Come find me please? Im in a ditch.
That doesn't help me much...
I'm right under the moon!
He like walks around to open car doors for me. Has already held my hair while I barf and still likes me. What. Is. Happening.
She's going to get preggers, drop out of school, and end up working at mcdonalds. Great for our mcdoubles habit but bad for her future.
Well my door is unlocked for you, I'll be in the bathtub drinking a pre-mixed bottle of margarita until I forget the degree to which my life sucks.
Moment of the day: as we leave the restaurant, she reaches into my pocket, pulls out her panties, and angrily marches to her car. I felt like a sketchy magician.
He told me the color of his piss. Worst. First date. Ever.
I ate 12 cupcakes in less than 24 hours, so no judgement here.
You looked up at me and said "I'm getting a mattress made out of this SHIT. Goodbye certa hellllllllo concrete!" then you started counting sheep
he came in the room wearing gloves & rapping while eating a corndog
knight in shining armor
After the 3rd time his brother walked in on us I asked "Does he ever knock?" his reply "This is his room"... Turns out he didn't even live there... I feel like a hoe.
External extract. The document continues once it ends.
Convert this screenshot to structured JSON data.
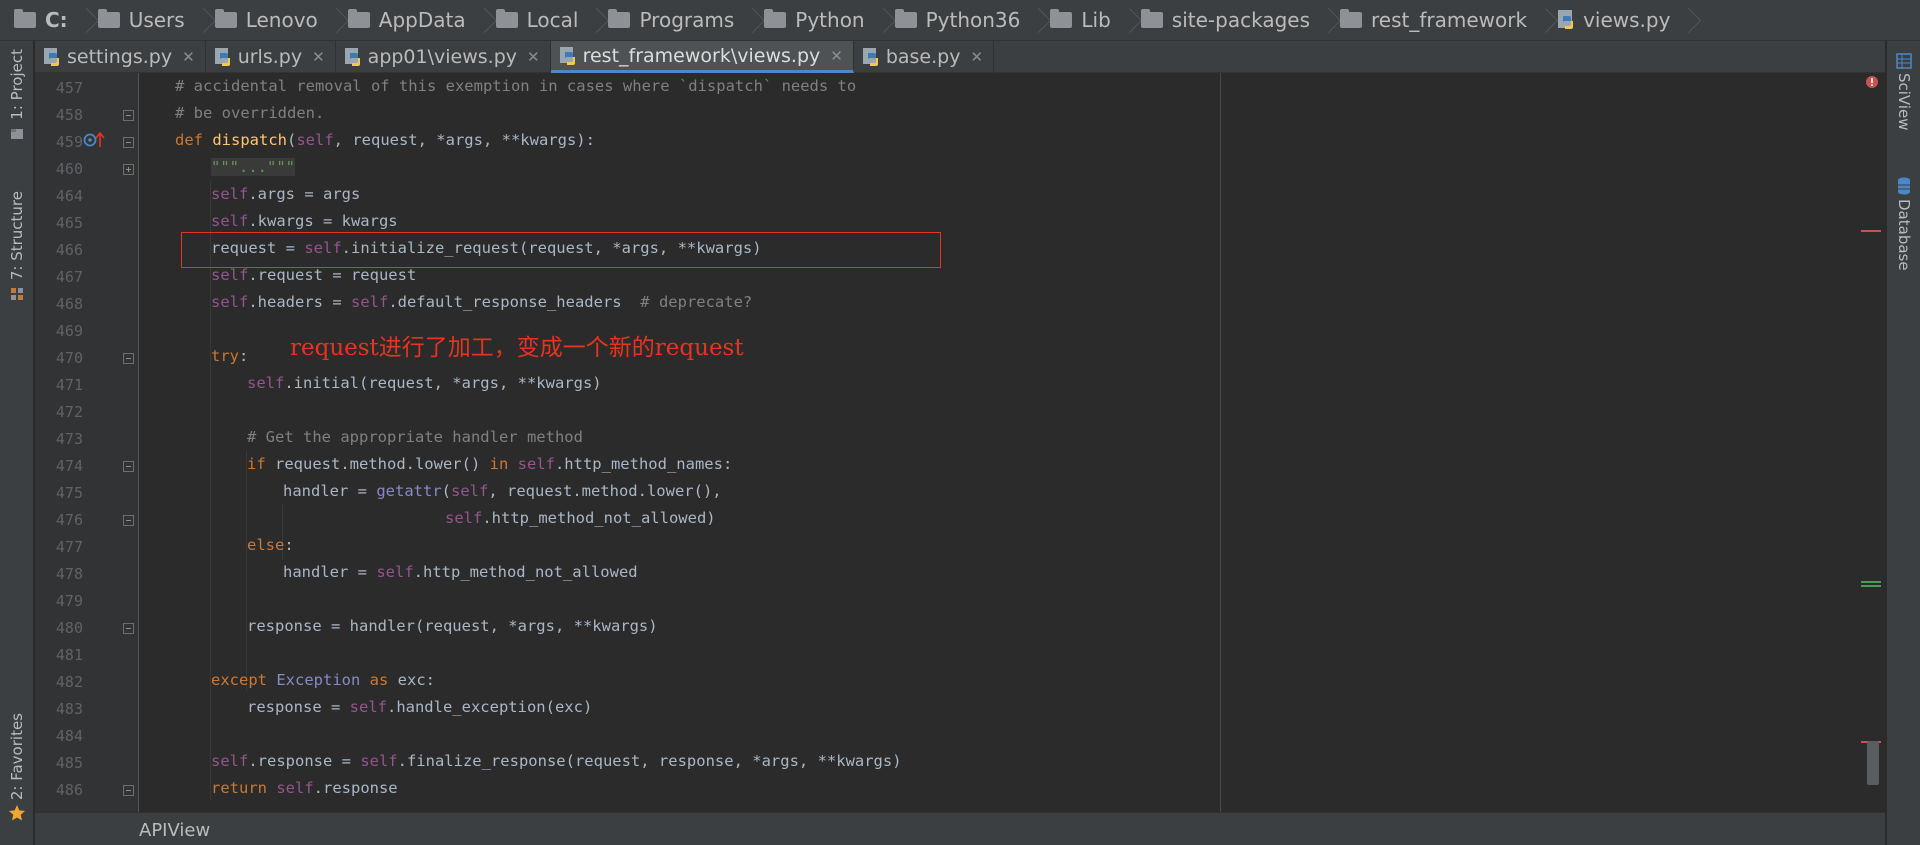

The guy at the door just stared only at my boobs and said "I'm gonna let you in." 'Merica
The best of us have puked in our office garbage cans. I just hope yours wasn't the metal mesh kind...and bagless like mine. Rock n roll office manager.
I think I just pulled an onion peel off my boob from sleeping on their kitchen floor
his mom called during sex and he made me talk to her I think we're getting serious
2016 was supposed to be my year of being a ho, but I guess 2017 might be too.